Other symptoms reported after vaccination include chills, fatigue, headaches, and joint pain.
Chief investigator Matthew Snape, associate professor in pediatrics and vaccinology at Oxford, has said initial data are being released to inform people about symptoms as several countries consider mixing vaccines.
“The results from this study suggest that mixed dose schedules could result in an increase in work absences the day after immunization, and this is important to consider when planning immunization of health-care workers,” Snape said in a EurekAlert! statement issued by the service, which provides science-related releases.
Researchers also noted that while the study participants were aged 50 and over, it’s possible that adverse reactions may be more prevalent in younger people, though they did not provide any details.
Some experts point out the small size of Oxford’s study means we won’t know the reactions some people could face when mixing vaccines.
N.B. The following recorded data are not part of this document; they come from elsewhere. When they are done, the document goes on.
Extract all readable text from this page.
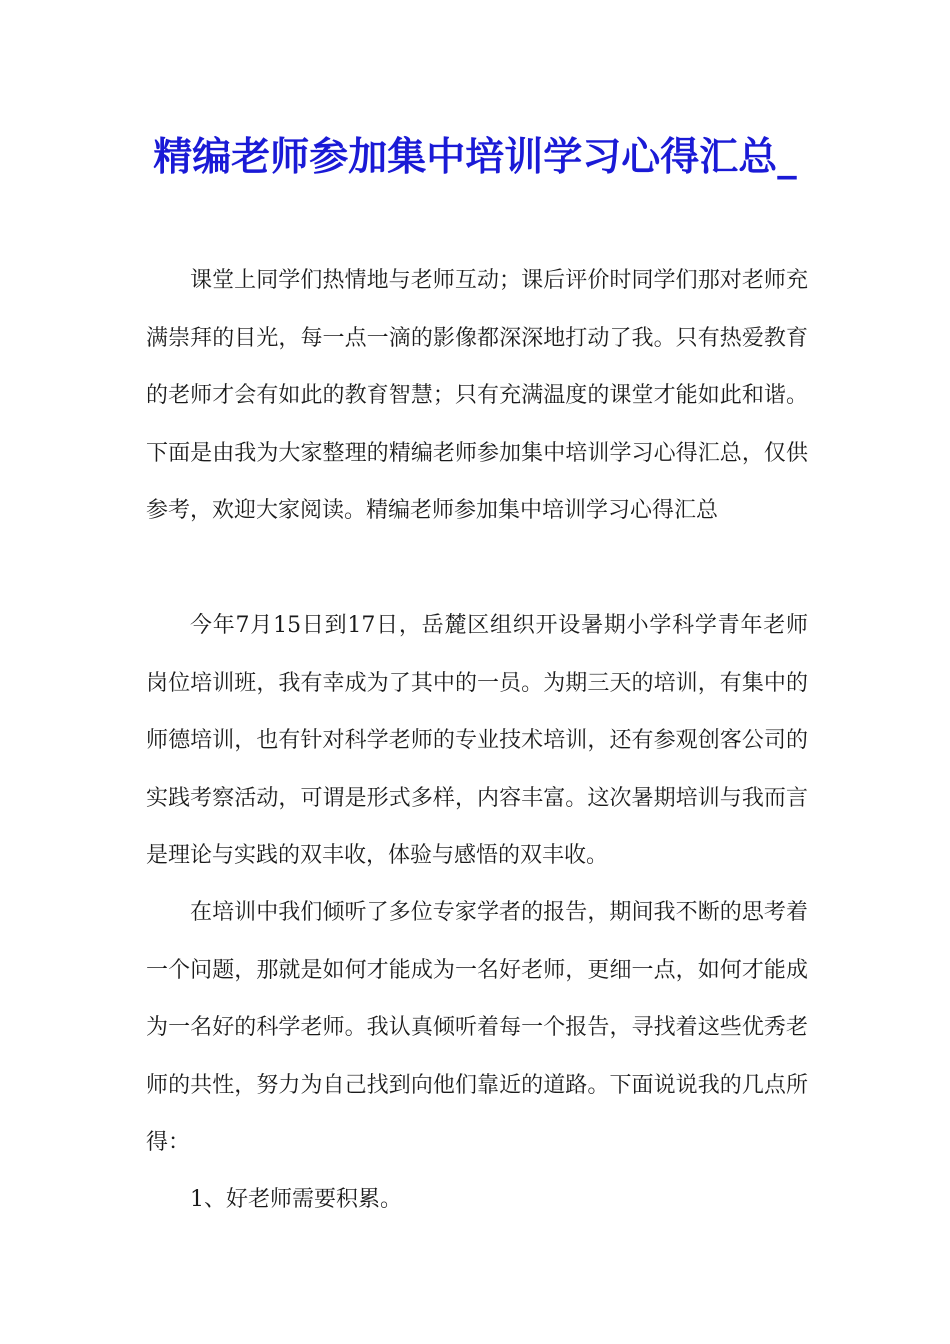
精编老师参加集中培训学习心得汇总_

课堂上同学们热情地与老师互动；课后评价时同学们那对老师充满崇拜的目光，每一点一滴的影像都深深地打动了我。只有热爱教育的老师才会有如此的教育智慧；只有充满温度的课堂才能如此和谐。下面是由我为大家整理的精编老师参加集中培训学习心得汇总，仅供参考，欢迎大家阅读。精编老师参加集中培训学习心得汇总

今年7月15日到17日，岳麓区组织开设暑期小学科学青年老师岗位培训班，我有幸成为了其中的一员。为期三天的培训，有集中的师德培训，也有针对科学老师的专业技术培训，还有参观创客公司的实践考察活动，可谓是形式多样，内容丰富。这次暑期培训与我而言是理论与实践的双丰收，体验与感悟的双丰收。

在培训中我们倾听了多位专家学者的报告，期间我不断的思考着一个问题，那就是如何才能成为一名好老师，更细一点，如何才能成为一名好的科学老师。我认真倾听着每一个报告，寻找着这些优秀老师的共性，努力为自己找到向他们靠近的道路。下面说说我的几点所得：

1、好老师需要积累。
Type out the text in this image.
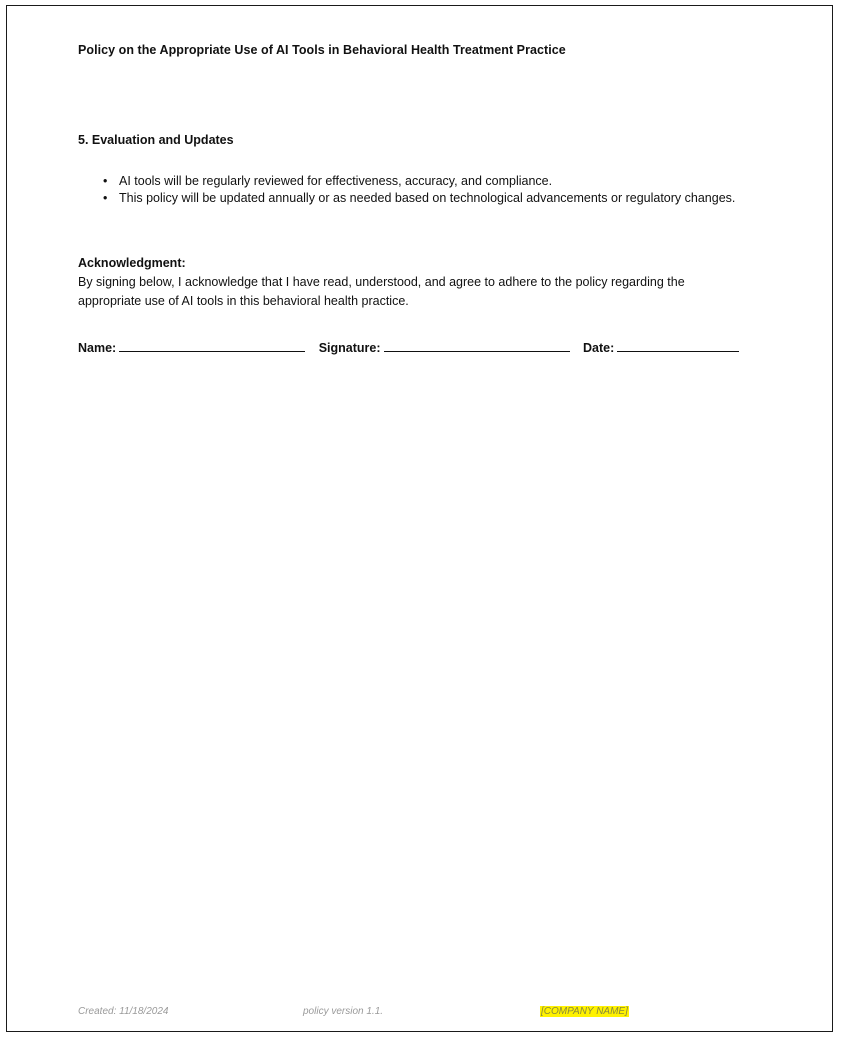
Policy on the Appropriate Use of AI Tools in Behavioral Health Treatment Practice
5. Evaluation and Updates
• AI tools will be regularly reviewed for effectiveness, accuracy, and compliance.
• This policy will be updated annually or as needed based on technological advancements or regulatory changes.
Acknowledgment:
By signing below, I acknowledge that I have read, understood, and agree to adhere to the policy regarding the appropriate use of AI tools in this behavioral health practice.
Name:	Signature:	Date:
Created: 11/18/2024	policy version 1.1.	[COMPANY NAME]
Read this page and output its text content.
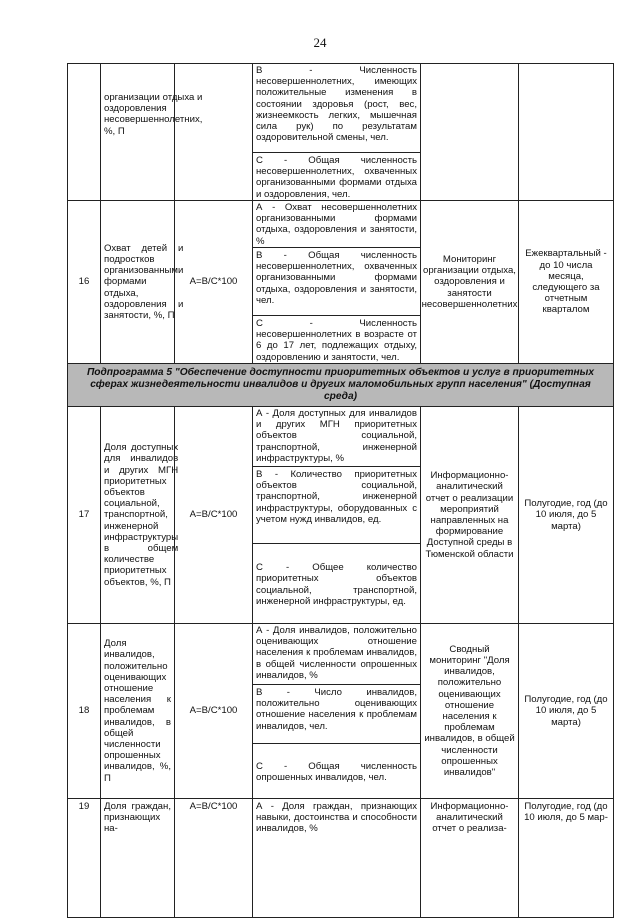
24
организации отдыха и оздоровления несовершеннолетних, %, П
В - Численность несовершеннолетних, имеющих положительные изменения в состоянии здоровья (рост, вес, жизнеемкость легких, мышечная сила рук) по результатам оздоровительной смены, чел.
С - Общая численность несовершеннолетних, охваченных организованными формами отдыха и оздоровления, чел.
16
Охват детей и подростков организованными формами отдыха, оздоровления и занятости, %, П
А=В/С*100
А - Охват несовершеннолетних организованными формами отдыха, оздоровления и занятости, %
В - Общая численность несовершеннолетних, охваченных организованными формами отдыха, оздоровления и занятости, чел.
С - Численность несовершеннолетних в возрасте от 6 до 17 лет, подлежащих отдыху, оздоровлению и занятости, чел.
Мониторинг организации отдыха, оздоровления и занятости несовершеннолетних
Ежеквартальный - до 10 числа месяца, следующего за отчетным кварталом
Подпрограмма 5 "Обеспечение доступности приоритетных объектов и услуг в приоритетных сферах жизнедеятельности инвалидов и других маломобильных групп населения" (Доступная среда)
17
Доля доступных для инвалидов и других МГН приоритетных объектов социальной, транспортной, инженерной инфраструктуры в общем количестве приоритетных объектов, %, П
А=В/С*100
А - Доля доступных для инвалидов и других МГН приоритетных объектов социальной, транспортной, инженерной инфраструктуры, %
В - Количество приоритетных объектов социальной, транспортной, инженерной инфраструктуры, оборудованных с учетом нужд инвалидов, ед.
С - Общее количество приоритетных объектов социальной, транспортной, инженерной инфраструктуры, ед.
Информационно-аналитический отчет о реализации мероприятий направленных на формирование Доступной среды в Тюменской области
Полугодие, год (до 10 июля, до 5 марта)
18
Доля инвалидов, положительно оценивающих отношение населения к проблемам инвалидов, в общей численности опрошенных инвалидов, %, П
А=В/С*100
А - Доля инвалидов, положительно оценивающих отношение населения к проблемам инвалидов, в общей численности опрошенных инвалидов, %
В - Число инвалидов, положительно оценивающих отношение населения к проблемам инвалидов, чел.
С - Общая численность опрошенных инвалидов, чел.
Сводный мониторинг "Доля инвалидов, положительно оценивающих отношение населения к проблемам инвалидов, в общей численности опрошенных инвалидов"
Полугодие, год (до 10 июля, до 5 марта)
19	Доля граждан, признающих на-
А=В/С*100	А - Доля граждан, признающих навыки, достоинства и способности инвалидов, %
Информационно-аналитический отчет о реализа-
Полугодие, год (до 10 июля, до 5 мар-
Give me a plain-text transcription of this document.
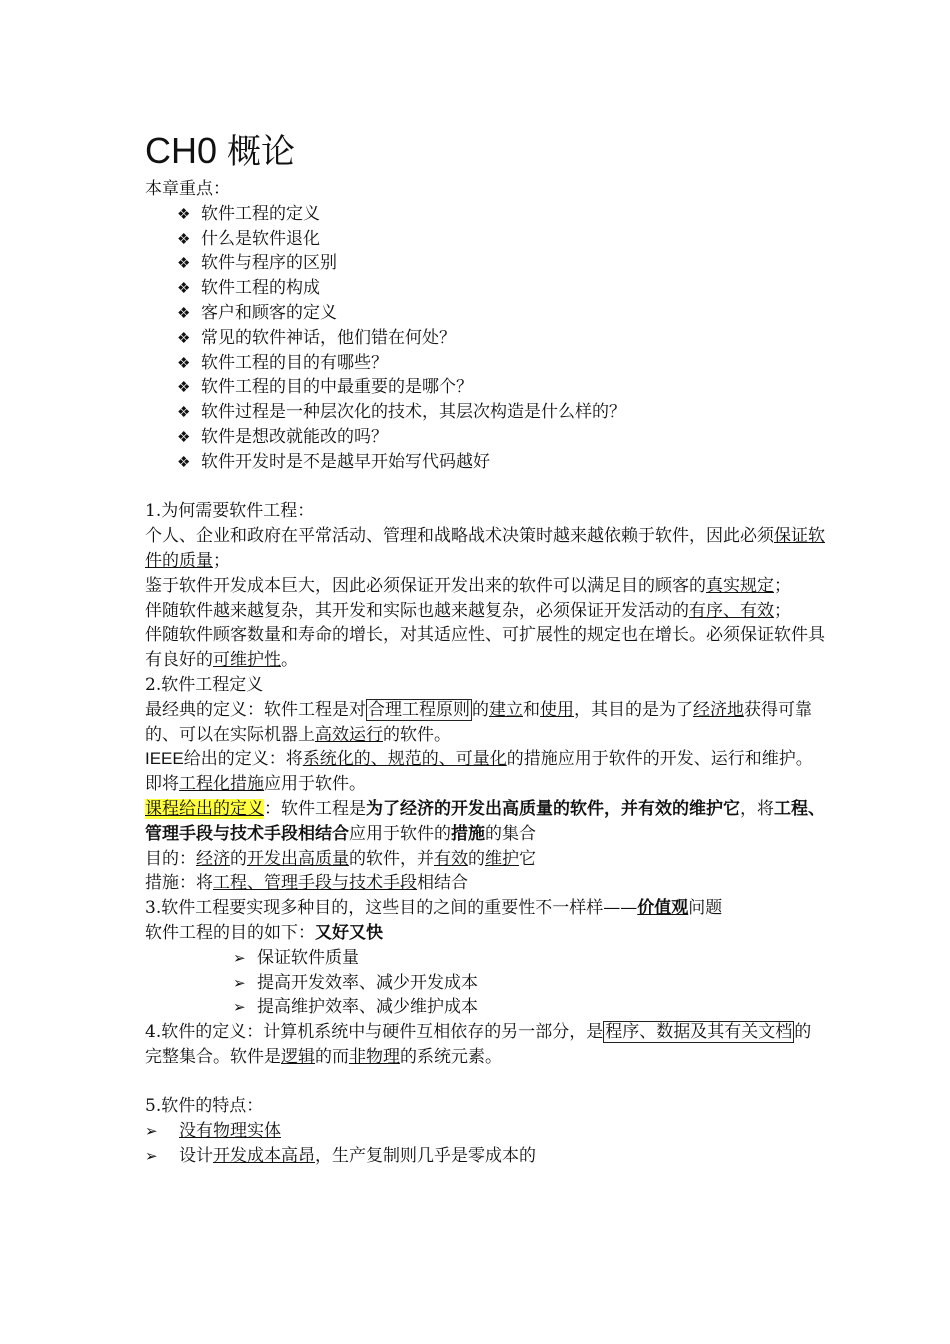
CH0 概论
本章重点：
❖ 软件工程的定义
❖ 什么是软件退化
❖ 软件与程序的区别
❖ 软件工程的构成
❖ 客户和顾客的定义
❖ 常见的软件神话，他们错在何处？
❖ 软件工程的目的有哪些？
❖ 软件工程的目的中最重要的是哪个？
❖ 软件过程是一种层次化的技术，其层次构造是什么样的？
❖ 软件是想改就能改的吗？
❖ 软件开发时是不是越早开始写代码越好
1.为何需要软件工程：
个人、企业和政府在平常活动、管理和战略战术决策时越来越依赖于软件，因此必须保证软件的质量；
鉴于软件开发成本巨大，因此必须保证开发出来的软件可以满足目的顾客的真实规定；
伴随软件越来越复杂，其开发和实际也越来越复杂，必须保证开发活动的有序、有效；
伴随软件顾客数量和寿命的增长，对其适应性、可扩展性的规定也在增长。必须保证软件具有良好的可维护性。
2.软件工程定义
最经典的定义：软件工程是对 合理工程原则 的建立和使用，其目的是为了经济地获得可靠的、可以在实际机器上高效运行的软件。
IEEE给出的定义：将系统化的、规范的、可量化的措施应用于软件的开发、运行和维护。即将工程化措施应用于软件。
课程给出的定义：软件工程是为了经济的开发出高质量的软件，并有效的维护它，将工程、管理手段与技术手段相结合应用于软件的措施的集合
目的：经济的开发出高质量的软件，并有效的维护它
措施：将工程、管理手段与技术手段相结合
3.软件工程要实现多种目的，这些目的之间的重要性不一样样——价值观问题
软件工程的目的如下：又好又快
➢ 保证软件质量
➢ 提高开发效率、减少开发成本
➢ 提高维护效率、减少维护成本
4.软件的定义：计算机系统中与硬件互相依存的另一部分，是 程序、数据及其有关文档 的完整集合。软件是逻辑的而非物理的系统元素。
5.软件的特点：
➢ 没有物理实体
➢ 设计开发成本高昂，生产复制则几乎是零成本的
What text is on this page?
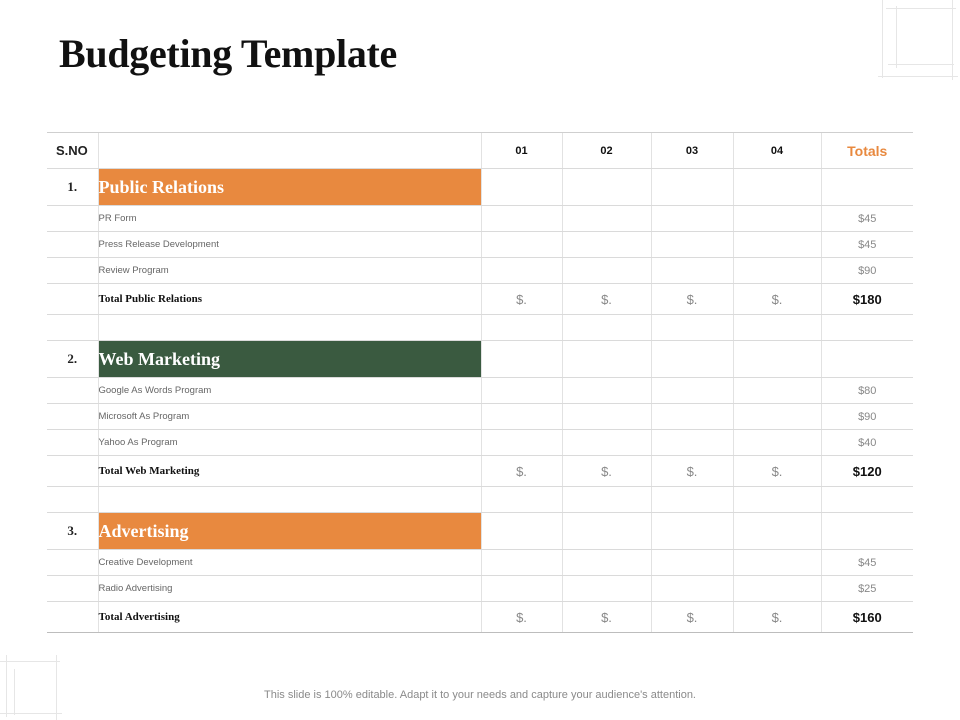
Budgeting Template
S.NO		01	02	03	04	Totals
1.	Public Relations					
	PR Form					$45
	Press Release Development					$45
	Review Program					$90
	Total Public Relations	$.	$.	$.	$.	$180

2.	Web Marketing					
	Google As Words Program					$80
	Microsoft As Program					$90
	Yahoo As Program					$40
	Total Web Marketing	$.	$.	$.	$.	$120

3.	Advertising					
	Creative Development					$45
	Radio Advertising					$25
	Total Advertising	$.	$.	$.	$.	$160
This slide is 100% editable. Adapt it to your needs and capture your audience's attention.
Provinces across the country are keeping an eye on this U.K. study, including B.C., amid concerns over AstraZeneca.
B.C., Alberta, and Saskatchewan have already announced they would be pausing use of the AstraZeneca vaccine, saving remaining doses for second doses, citing supply as their reason for the decision.
Ontario has also suspended use of the shot. However, it has cited recent evidence of an increase in VITT blood clotting incidents as its reason, adding its decision was being made “out an abundance of caution.”
Oxford researchers are expected to release more information on the results of mixing doses in the coming months.